‘HOW do you know if someone’s vegan? They’ll tell you.’ We’ve all laughed at the jokes. When someone starts a sentence with ‘As a vegan,’ we’ve all given the eye rolls. We’ve all uttered those infamous words ‘I could never be a vegan.’ But over the years these light-hearted afflictions with veganism have become more aggressive, more hurtful and more persistent.

A vegan is defined as a person who does not eat or use any animal by-products such as eggs, leather, dairy or meat. The trend is growing each year with 600,000 people in the UK identifying as vegan.

Today, the world celebrates International Vegan Day, but it is clear not everyone will be celebrating. In this age of social media it seems that users inevitably sign up to be judged. Everyone has an opinion about everything from body image, politics, and people’s diet. However, vegan’s in particular seem to come under constant scrutiny from trolls posting abusive comments.

So the question remains, why do we hate vegans so much?

Many believe that this animosity is due to a moral superiority and obnoxiousness that some vegans show towards meat eaters. Some would argue that it’s some vegan’s over-zealous attitude towards their diet. These generfications of vegans have been harmful to the stereotype and caused hostility and malice both on and off line.

Vegans would counteract these arguments by saying that meat eaters can also impress their carnivorous diet on vegans. Meat-eaters are also known to criticise and snigger at non meat-eaters with one passionate protester deciding to bring the battle to the vegans’ home turf by eating a slab of raw meat in a Vegan Festival in Amsterdam in August this year. More recently, yesterday editor of Waitrose magazine William Sitwell resigned after an onslaught of criticism towards his suggestion of publishing a series on ‘killing off vegans one by one.’

Welsh farmers have also raised concerns over the surging trend. With the growth of plant-based milks and meat and dairy free products are on the uprise. In the future farmers may need to work harder to promote their companies and ensure that their animals are treated humanely. These ties towards agricultural relationships could be the reason behind why only 12% of vegan’s come from the rural areas of Wales.

It is clear that following a vegan diet can be problematic. Therefore, eating a more rigorous, compassionate and challenging diet should be something that vegans want to shout about. Maybe the reason that vegans tell everyone that they are vegan is because they are proud of what they are doing for themselves, for the wellbeing of animals and for the environment.

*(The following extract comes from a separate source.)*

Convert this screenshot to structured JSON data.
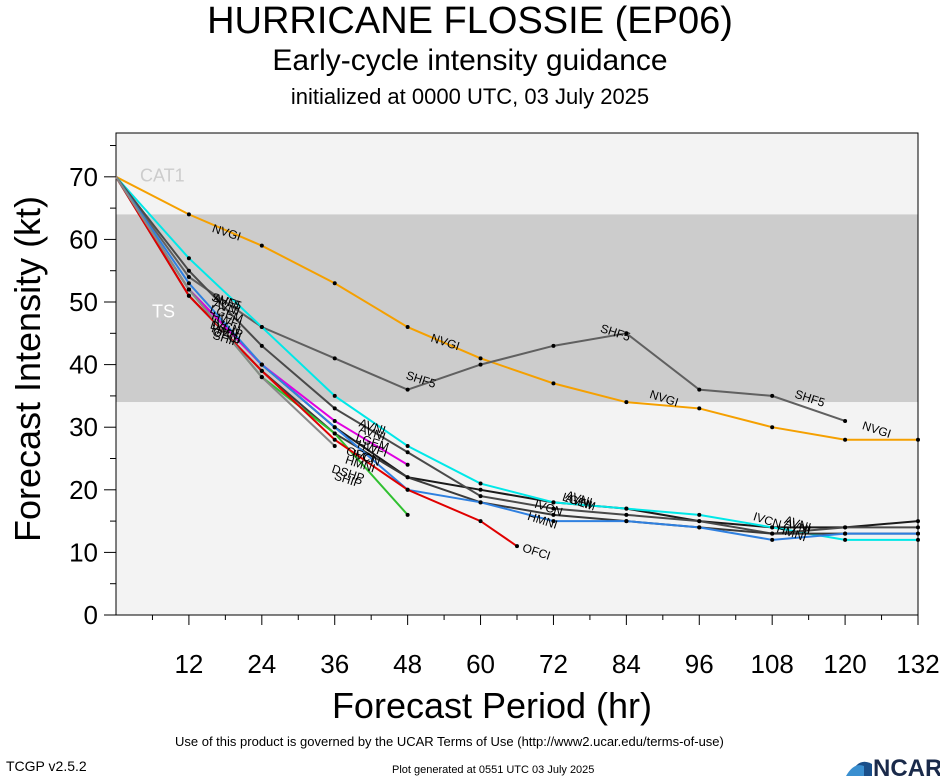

A 2018 Greenpeace report stated that meat and dairy production and consumption must be cut in half by 2050 to avoid dangerous climate change.  If left unchecked, agriculture is projected to produce 52% of global greenhouse gas emissions in the coming decades, 70% of which will comes from meat and dairy industries

A study by Oxford University also found that a global move toward a vegan diet would avert approximately 8 million premature deaths per annum.

It is possible that the reason behind our infuriation with vegans is because they are making changes and doing something that we find too difficult too attempt.

Irregardless of opinions, the vegan way of life is rising each year. More and more vegan and vegetarian restaurants are opening and events celebrating the lifestyle are running up and down Wales. This Saturday, November 3rd will see the return of the Swansea Vegan Mini Market and a vegan social night will be held at Unit Nineteen in Wind St on the 10th of November offering visitors food, drinks and entertainment.